Exhibition

The School of London and Their Friends: The Collection of Elaine and Melvin Merians

The artist R. B. Kitaj coined the phrase the School of London in 1976 when he curated an exhibition called The Human Clay, which celebrated the human figure as the central subject of art. Concerned with traditional themes of the figure, landscape, and townscape, the School of London is one of the liveliest and most idiosyncratic in contemporary painting.
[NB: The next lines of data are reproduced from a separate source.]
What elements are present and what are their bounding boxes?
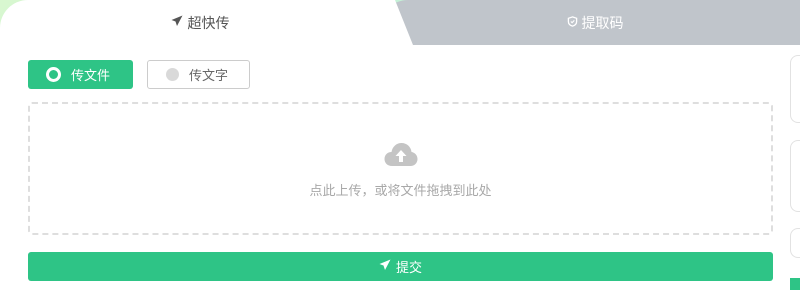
mode-text-button[interactable]: 传文字 bbox=[147, 60, 250, 89]
submit-label: 提交 bbox=[395, 261, 422, 276]
tab-quick-upload-label: 超快传 bbox=[187, 15, 230, 32]
tab-pickup-code[interactable]: 提取码 bbox=[380, 0, 800, 45]
mode-file-label: 传文件 bbox=[71, 69, 111, 84]
tab-quick-upload[interactable]: 超快传 bbox=[0, 0, 400, 45]
side-accent-strip bbox=[790, 278, 800, 290]
cloud-upload-icon bbox=[384, 142, 418, 172]
paper-plane-icon bbox=[171, 15, 183, 31]
radio-unselected-icon bbox=[166, 68, 179, 81]
side-panel-handle[interactable] bbox=[790, 55, 800, 123]
submit-button[interactable]: 提交 bbox=[28, 252, 773, 281]
tab-pickup-code-label: 提取码 bbox=[581, 15, 624, 32]
paper-plane-icon bbox=[379, 259, 391, 275]
mode-file-button[interactable]: 传文件 bbox=[28, 60, 133, 89]
mode-text-label: 传文字 bbox=[189, 69, 229, 84]
side-panel-handle[interactable] bbox=[790, 228, 800, 258]
upload-dropzone[interactable]: 点此上传，或将文件拖拽到此处 bbox=[28, 102, 773, 235]
dropzone-hint: 点此上传，或将文件拖拽到此处 bbox=[309, 184, 492, 199]
radio-selected-icon bbox=[46, 67, 61, 82]
shield-icon bbox=[567, 15, 578, 31]
side-panel-handle[interactable] bbox=[790, 140, 800, 212]
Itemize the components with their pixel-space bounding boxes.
This exhibition featured an outstanding private collection of contemporary British art that was never before seen publicly. Containing masterpieces by David Hockney, Lucian Freud, Leon Kossoff, Frank Auerbach, Michael Andrews, R. B. Kitaj, Paula Rego, and many others, the exhibition was the first comprehensive showing of this remarkable group of artists who did so much to renew painting in Britain from the 1950s to the 1970s.

Venues

Yale Center for British Art: October 11, 2000–January 7, 2001           

Neuberger Museum of Art, Purchase College State University of New York:
January 28–May 27, 2001

Credits

The School of London and Their Friends was curated by Patrick McCaughey, former Director of the Yale Center for British Art, with the assistance of Emily M. Weeks, who was then a doctoral candidate in the History of Art at Yale. A fully illustrated catalogue accompanied the exhibition.